Photo/Illutration Prime Minister Shigeru Ishiba, middle, attends an executive meeting at the Liberal Democratic Party headquarters in Tokyo on July 29. (Takeshi Iwashita)

The Liberal Democratic Party will convene a joint plenary meeting for LDP lawmakers from both Diet chambers amid continuing dissent over its bruising election defeat.

Party executives made this decision at a meeting on July 29, just over a week after the party and its coalition partner, Komeito, lost their majority in the Upper House.

Prime Minister Shigeru Ishiba will “explain carefully, sincerely and without evasion” why he intends to continue as prime minister and will seek lawmakers’ support, he told reporters in comments about the upcoming meeting.

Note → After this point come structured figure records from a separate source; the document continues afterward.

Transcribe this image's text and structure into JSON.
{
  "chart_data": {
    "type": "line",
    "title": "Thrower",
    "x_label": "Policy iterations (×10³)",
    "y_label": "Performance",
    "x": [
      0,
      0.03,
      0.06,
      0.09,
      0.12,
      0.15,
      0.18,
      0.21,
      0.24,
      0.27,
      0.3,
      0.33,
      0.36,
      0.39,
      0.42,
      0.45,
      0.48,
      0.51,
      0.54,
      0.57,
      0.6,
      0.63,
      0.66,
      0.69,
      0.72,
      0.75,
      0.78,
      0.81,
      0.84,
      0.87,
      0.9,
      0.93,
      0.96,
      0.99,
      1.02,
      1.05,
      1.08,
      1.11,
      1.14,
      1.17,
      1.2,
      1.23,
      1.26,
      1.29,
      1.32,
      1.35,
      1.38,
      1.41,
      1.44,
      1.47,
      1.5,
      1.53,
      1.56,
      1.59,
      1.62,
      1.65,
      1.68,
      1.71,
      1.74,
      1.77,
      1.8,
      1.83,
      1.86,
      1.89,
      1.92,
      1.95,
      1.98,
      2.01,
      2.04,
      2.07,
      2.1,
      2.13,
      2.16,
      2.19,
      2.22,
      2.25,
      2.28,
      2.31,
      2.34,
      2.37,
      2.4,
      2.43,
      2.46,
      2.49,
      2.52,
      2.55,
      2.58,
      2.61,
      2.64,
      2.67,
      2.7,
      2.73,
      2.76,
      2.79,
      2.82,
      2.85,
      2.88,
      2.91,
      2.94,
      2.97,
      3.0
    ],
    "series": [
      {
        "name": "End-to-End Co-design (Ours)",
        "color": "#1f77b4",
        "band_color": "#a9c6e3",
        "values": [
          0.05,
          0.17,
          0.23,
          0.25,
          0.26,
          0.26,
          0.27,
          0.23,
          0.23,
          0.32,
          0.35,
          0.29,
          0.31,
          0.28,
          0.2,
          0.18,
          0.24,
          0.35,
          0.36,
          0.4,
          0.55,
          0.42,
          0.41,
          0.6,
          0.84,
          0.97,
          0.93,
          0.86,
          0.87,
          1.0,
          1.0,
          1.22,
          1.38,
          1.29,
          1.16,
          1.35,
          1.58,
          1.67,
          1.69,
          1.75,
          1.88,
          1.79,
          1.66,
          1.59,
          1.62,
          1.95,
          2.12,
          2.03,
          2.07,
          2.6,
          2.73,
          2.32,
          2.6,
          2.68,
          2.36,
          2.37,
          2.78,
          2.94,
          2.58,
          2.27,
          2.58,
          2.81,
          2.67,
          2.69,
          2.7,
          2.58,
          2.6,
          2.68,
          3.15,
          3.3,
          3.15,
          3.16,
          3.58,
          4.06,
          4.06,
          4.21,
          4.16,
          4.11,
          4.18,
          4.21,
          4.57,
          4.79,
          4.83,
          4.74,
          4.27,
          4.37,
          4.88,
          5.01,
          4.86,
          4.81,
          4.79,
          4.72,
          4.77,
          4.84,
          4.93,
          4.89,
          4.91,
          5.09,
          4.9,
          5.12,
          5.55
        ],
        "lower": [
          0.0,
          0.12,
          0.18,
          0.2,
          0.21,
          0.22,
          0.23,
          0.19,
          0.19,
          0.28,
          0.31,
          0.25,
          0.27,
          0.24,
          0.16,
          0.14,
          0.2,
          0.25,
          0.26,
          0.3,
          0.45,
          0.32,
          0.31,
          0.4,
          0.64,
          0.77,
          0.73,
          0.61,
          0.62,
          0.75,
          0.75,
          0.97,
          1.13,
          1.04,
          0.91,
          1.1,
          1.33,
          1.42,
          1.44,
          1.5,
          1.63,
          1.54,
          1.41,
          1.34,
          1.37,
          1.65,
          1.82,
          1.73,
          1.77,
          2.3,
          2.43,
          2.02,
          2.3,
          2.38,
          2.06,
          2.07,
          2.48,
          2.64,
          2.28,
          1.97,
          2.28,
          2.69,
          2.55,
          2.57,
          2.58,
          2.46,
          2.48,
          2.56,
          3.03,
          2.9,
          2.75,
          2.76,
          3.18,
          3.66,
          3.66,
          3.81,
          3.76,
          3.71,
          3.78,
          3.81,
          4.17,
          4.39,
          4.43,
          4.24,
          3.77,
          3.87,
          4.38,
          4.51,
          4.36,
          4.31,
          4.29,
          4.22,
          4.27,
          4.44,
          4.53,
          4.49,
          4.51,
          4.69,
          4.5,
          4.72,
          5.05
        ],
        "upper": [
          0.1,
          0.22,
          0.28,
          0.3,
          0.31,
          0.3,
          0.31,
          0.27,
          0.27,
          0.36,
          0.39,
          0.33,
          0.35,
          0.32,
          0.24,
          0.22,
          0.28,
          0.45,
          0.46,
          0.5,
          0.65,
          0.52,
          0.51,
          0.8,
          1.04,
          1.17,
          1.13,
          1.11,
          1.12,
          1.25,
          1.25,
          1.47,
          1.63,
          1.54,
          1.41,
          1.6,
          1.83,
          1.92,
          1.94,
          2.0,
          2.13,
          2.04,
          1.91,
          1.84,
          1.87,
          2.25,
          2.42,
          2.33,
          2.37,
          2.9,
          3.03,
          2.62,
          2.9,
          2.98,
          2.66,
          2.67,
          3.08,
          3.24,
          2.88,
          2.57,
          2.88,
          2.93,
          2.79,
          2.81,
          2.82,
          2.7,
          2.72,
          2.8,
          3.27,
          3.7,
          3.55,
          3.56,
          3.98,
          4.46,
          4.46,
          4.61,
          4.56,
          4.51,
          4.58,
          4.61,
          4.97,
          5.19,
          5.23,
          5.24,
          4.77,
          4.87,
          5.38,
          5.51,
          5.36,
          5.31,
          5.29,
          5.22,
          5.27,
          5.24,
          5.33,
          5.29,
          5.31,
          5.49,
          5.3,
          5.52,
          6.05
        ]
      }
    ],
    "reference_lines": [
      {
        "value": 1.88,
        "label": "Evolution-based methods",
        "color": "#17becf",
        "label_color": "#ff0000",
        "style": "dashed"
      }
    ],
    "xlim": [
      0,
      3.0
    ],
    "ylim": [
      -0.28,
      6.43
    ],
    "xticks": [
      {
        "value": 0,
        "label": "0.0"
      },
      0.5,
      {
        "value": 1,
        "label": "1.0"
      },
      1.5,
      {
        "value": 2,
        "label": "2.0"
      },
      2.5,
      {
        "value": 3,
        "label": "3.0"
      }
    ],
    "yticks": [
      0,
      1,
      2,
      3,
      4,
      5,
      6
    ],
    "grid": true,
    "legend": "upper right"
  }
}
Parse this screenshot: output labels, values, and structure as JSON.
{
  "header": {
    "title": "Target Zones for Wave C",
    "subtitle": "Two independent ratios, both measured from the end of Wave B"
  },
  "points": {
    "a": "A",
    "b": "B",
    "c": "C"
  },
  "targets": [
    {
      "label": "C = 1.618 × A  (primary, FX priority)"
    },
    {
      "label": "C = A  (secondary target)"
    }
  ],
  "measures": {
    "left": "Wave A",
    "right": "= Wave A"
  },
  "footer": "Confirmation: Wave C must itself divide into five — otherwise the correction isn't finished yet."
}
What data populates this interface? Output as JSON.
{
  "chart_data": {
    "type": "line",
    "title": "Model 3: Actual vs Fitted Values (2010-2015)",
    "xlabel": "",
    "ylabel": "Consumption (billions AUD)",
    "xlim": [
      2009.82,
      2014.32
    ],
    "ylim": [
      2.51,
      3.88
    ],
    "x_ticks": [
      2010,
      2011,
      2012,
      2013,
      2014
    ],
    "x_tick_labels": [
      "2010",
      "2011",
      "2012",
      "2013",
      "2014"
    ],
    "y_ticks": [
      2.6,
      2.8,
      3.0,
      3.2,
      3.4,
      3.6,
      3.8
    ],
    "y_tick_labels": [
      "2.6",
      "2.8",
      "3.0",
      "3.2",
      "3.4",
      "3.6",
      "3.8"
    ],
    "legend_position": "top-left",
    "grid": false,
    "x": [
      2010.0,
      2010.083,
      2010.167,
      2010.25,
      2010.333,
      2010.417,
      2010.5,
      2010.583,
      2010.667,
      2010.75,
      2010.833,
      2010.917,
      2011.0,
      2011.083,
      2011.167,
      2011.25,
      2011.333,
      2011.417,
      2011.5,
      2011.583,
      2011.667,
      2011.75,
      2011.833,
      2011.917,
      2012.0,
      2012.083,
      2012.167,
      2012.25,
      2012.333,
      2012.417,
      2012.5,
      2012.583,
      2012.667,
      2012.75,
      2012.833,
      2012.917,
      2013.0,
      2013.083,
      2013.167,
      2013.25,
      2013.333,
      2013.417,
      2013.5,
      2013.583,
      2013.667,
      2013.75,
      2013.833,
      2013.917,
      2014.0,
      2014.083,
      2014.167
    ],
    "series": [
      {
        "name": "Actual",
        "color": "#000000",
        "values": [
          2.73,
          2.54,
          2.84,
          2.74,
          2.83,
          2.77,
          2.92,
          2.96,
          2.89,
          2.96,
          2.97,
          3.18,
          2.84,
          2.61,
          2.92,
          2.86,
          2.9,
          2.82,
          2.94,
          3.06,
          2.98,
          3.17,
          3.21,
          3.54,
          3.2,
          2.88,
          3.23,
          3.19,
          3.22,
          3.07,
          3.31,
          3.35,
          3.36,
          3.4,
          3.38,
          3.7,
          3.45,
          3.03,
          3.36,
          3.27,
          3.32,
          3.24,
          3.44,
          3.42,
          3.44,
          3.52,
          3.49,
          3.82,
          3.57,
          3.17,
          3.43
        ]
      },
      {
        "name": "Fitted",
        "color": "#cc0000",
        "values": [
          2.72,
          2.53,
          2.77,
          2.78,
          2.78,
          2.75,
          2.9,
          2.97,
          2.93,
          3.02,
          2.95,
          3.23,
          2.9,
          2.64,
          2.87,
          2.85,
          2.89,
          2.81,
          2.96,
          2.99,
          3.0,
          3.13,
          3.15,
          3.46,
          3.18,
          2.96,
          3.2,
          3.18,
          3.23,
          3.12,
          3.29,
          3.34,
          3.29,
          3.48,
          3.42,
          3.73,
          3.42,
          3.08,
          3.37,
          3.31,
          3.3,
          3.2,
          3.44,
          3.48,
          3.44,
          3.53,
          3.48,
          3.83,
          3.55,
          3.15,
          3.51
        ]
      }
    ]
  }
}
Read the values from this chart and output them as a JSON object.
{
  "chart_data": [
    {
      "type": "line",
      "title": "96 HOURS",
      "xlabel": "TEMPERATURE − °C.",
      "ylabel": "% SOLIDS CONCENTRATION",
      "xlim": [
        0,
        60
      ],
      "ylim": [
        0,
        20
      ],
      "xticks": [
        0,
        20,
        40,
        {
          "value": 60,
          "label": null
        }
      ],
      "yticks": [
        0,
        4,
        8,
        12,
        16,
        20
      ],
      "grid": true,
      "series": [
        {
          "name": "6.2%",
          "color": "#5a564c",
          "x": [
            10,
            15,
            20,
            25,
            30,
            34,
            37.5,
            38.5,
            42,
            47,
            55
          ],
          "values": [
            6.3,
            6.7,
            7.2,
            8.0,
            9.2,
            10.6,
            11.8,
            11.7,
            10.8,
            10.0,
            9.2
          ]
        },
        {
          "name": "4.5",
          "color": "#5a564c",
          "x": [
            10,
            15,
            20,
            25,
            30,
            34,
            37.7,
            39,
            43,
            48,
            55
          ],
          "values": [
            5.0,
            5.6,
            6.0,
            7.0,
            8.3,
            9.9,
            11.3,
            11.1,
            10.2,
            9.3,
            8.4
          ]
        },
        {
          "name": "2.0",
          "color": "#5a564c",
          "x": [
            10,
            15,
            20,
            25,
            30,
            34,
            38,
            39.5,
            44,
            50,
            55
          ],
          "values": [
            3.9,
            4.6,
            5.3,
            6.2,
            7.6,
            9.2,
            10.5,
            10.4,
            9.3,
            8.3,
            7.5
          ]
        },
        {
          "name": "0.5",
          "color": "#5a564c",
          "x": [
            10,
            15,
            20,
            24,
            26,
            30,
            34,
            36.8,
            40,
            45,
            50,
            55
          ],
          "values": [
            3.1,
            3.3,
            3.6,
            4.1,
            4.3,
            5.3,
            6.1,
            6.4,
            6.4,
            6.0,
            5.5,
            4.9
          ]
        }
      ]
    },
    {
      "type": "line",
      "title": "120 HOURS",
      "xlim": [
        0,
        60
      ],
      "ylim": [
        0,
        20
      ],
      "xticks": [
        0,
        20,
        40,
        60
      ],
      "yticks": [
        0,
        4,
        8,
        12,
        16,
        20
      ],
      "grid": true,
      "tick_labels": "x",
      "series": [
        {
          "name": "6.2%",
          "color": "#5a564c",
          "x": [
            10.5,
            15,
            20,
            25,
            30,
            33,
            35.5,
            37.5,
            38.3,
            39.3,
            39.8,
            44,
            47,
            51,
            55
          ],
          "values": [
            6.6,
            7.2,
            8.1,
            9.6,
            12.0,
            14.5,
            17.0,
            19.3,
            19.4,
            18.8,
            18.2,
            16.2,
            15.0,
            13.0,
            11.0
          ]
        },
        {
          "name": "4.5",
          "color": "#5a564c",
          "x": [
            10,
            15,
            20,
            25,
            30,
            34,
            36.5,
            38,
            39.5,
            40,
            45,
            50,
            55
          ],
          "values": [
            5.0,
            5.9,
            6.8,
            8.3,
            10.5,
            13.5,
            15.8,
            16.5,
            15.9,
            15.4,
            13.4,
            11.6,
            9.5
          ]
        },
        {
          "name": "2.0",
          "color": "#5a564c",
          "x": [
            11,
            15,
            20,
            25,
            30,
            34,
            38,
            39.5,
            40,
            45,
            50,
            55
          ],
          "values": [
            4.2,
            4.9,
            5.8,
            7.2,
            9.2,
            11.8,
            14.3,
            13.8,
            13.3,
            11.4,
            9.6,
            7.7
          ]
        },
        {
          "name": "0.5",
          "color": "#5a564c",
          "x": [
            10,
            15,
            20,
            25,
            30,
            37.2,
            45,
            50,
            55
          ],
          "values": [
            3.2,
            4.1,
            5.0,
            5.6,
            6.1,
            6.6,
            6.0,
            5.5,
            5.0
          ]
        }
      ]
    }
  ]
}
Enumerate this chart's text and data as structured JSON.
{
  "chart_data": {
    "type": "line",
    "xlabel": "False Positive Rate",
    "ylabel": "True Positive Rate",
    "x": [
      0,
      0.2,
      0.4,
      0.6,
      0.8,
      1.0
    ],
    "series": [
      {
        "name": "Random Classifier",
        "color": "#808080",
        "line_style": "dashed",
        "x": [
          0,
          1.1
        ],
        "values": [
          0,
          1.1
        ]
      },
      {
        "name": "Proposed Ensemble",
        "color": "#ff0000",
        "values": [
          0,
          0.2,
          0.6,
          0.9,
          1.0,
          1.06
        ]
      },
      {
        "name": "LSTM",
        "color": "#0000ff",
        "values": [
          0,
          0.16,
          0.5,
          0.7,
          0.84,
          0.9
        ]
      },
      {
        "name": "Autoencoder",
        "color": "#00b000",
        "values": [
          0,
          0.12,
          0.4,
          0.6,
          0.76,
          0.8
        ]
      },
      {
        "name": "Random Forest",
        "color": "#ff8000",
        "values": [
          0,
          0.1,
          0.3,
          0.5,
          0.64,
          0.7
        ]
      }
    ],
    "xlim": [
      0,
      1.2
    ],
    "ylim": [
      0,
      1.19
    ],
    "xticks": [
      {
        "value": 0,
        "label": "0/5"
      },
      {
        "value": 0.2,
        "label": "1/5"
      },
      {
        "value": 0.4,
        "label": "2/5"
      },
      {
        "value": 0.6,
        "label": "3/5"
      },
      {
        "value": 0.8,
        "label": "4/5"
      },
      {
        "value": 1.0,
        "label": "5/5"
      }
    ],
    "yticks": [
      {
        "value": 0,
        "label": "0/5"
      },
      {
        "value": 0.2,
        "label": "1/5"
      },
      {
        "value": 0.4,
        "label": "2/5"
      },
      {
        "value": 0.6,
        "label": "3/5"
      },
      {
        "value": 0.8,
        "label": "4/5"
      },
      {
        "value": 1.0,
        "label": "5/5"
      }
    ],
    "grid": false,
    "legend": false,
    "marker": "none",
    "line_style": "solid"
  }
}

He was speaking a day after the party held a round table for members of both houses. There have been growing calls within the party for a higher-level meeting.

The calls have come particularly from groups demanding Ishiba’s resignation. They aim to back Ishiba into a corner by bringing forward an LDP presidential election.

As for the meeting’s agenda, one party leader said it remains undecided.

“We will listen to what those requesting the meeting want to discuss under the chair of the joint plenary meeting,” the party’s secretary-general, Hiroshi Moriyama, told a news conference.

A joint plenary meeting of both houses is second only to the party’s convention in terms of addressing important matters. Participants have the right to vote.

Under the LDP’s rules, if more than one-third of the party’s Diet members request a joint plenary meeting, one must be convened within seven days.

This outcome is what an internal petition has been pushing for. Mid-level and younger LDP members said they collected sufficient signatures to trigger a joint plenary meeting.